September 29, 2021

Presiding over a career spanning more than two decades and an eclectic host of genres, Armenian American rock star Serj Tankian has continued to push political and artistic boundaries, undeterred by his critics or naysayers.

I had a chance to speak with the System of a Down frontman in an exclusive interview for the Washington Examiner about culture and politics: the two sides of Tankian’s artistic persona. This interview has been edited for length and clarity.

Harry Khachatrian: Serj, you’ve never shied away from being a disrupter. Your first major project, System of a Down, introduced a fresh sound to heavy metal that influenced the direction of the entire genre. You’ve since gone on to command a diverse musical career, writing piano concertos, jazz records, and film scores. Can you tell me a bit about the artistic process behind these different projects? Did you go into them with the same intention to innovate? 

Serj Tankian: Musically, I have always been a chameleon. I never really stuck to one genre. We came out with SOAD as this sporadic hard rock that didn’t align with any of our contemporaries at the time. That’s just our musical diversity, born from our influences growing up with Armenian music and growing up in America in the ’70s, and all that music mixed in. Whatever music comes to me, and whatever vibe it asks for, that is how I try to present it — hopefully skillfully. I don’t think an artist should stick to one genre; it can become repetitive and artistically redundant, irrespective of the artist within that genre. Personally, I just love doing different things; they help me grow as an artist.

I’m always interested in exploring new territory. I’m not afraid. A lot of artists are afraid of losing their fans, are afraid of going too far in one direction or another. I think people are afraid because once they venture too far, people may not follow what they do. When I put out a poetry suite with cinematic music, I don’t expect people to gravitate toward that in the same streaming number as Elasticity, which is a rock record. But I will do it. I put out more classical music this year than anything else. It’s because that’s what came to me, that’s what I finished. If you like it, it’s there for you; if you don’t, that’s cool.

Khachatrian: How do you feel about the general direction of music over the last decade, the new technologies for recording and releasing music (digital and streaming)? Do you find yourself hanging on to the analog processes of the past generation at all? 

Tankian: It’s changed drastically over my musical lifetime in the last 25 years. We went from having a typical record company structure, brick-and-mortar distribution, to iTunes taking over the digital market, and then streaming took over. The whole model of the industry changed. And social media, which didn’t exist when we started as a band, changed how we perceive that music as well. It’s revolutionized the industry, whether you view it positively or negatively. Part of that may have contributed to the homogenization of music. But that’s always been there, too. There’s always one artist or band that will create a new sound that becomes extremely popular, and everyone will try to copy that. It’s happened with the Beatles, with the Stones, Zeppelin; it’s happened with everyone.

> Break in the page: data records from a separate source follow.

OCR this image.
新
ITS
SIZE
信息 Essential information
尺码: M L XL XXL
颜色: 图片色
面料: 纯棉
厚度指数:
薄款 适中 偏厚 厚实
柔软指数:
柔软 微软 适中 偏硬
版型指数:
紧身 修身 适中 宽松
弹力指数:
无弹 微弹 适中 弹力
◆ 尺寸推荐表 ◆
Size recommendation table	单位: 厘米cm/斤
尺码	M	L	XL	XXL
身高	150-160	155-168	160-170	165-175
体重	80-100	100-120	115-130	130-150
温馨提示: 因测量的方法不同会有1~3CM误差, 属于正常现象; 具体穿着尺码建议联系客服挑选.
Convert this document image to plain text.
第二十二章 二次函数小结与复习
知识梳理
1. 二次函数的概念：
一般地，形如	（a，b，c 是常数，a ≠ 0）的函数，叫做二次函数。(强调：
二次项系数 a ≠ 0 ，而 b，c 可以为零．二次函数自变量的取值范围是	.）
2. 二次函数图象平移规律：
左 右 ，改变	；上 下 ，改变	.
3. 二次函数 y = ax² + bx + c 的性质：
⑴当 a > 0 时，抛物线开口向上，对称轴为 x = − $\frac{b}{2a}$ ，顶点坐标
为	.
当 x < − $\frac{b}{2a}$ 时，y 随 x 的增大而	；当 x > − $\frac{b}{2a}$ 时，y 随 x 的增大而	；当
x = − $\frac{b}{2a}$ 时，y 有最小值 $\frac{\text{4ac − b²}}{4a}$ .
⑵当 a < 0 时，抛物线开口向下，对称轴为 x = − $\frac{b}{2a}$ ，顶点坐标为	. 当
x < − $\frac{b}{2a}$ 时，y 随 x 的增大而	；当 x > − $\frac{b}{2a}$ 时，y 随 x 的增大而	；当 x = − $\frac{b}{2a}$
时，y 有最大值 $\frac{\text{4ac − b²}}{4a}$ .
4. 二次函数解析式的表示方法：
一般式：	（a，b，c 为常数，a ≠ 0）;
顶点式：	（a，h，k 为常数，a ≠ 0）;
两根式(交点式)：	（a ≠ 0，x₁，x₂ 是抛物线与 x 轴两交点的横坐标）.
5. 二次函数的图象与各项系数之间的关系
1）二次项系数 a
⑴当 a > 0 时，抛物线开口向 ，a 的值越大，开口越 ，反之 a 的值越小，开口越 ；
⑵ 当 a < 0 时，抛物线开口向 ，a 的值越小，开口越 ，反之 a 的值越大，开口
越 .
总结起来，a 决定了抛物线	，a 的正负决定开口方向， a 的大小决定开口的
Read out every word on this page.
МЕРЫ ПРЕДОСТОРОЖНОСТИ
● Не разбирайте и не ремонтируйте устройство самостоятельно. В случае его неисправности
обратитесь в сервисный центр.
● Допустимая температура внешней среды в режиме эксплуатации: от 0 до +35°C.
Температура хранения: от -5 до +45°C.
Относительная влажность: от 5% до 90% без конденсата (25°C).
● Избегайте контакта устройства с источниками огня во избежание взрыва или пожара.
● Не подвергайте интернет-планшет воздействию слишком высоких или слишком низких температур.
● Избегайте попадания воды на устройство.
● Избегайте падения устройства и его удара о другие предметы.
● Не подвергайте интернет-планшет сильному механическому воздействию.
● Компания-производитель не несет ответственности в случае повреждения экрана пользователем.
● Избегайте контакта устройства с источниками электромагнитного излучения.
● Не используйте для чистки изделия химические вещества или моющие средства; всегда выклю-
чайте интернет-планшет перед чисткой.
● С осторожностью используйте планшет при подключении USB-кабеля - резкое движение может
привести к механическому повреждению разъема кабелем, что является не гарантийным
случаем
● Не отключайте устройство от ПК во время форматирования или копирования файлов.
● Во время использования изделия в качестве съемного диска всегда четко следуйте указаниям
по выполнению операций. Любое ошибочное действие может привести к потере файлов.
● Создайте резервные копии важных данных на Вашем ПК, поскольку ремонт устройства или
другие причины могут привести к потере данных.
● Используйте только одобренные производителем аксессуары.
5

Khachatrian: I’d like to pivot to politics, which you’ve been almost equally active in throughout your career. Since I Am Not Alone, the documentary you scored on Armenia’s 2018 Velvet Revolution, much has happened. Notably, the Armenian diaspora watched in horror as their ethnic homeland was rocked by a war with Azerbaijan and Turkey, resulting in a ceasefire that invigorated Russian influence over the region. What role do you see yourself, as an artist and activist, playing in the aftermath of all this? 

Tankian: It’s interesting for me to look at our documentary on a historical event and take it forward a few years and see how people’s reactions have changed based on the theme, or the protagonists of the documentary, and how that affects the film and its viewing. It’s mind-blowing to me that, irrespective of how people may feel post-war with the current Armenian government, they would denigrate a documentary film about a part of Armenian history just two years ago when everyone was united. Most of the Armenian nation was incredibly inspired by the change away from the corrosive and corrupt system and the oligarchy that ran Armenia since the early ’90s since the independence from the Soviet Union. This is absolutely something the world should know about.

But they should also know about the war in Artsakh and how Azerbaijan and Turkey used Syrian mercenaries to attack the peaceful democratic republic of people living on their indigenous lands for thousands of years. They should know about the fallout: loss of territory for Armenia, POWs still in Azerbaijan being randomly put through kangaroo courts and imprisoned. It’s a f***ing mess. And a lot of it is being blamed on the current government, which I understand. The current government has made a lot of mistakes. But that doesn’t negate the importance of the peaceful, nationwide revolution that ousted corrupt officials from power.

Khachatrian: Thank you for your time, Serj. What’s next for you? 

Tankian: We have a set of System of a Down shows coming up this October. I plan to release a dozen NFTs of my art with music, animated by Roger Kupelian, an amazing visual effects artist. And I have a few live solo tour releases with my band, the FCC, and likely another EP — this time, rock-electro.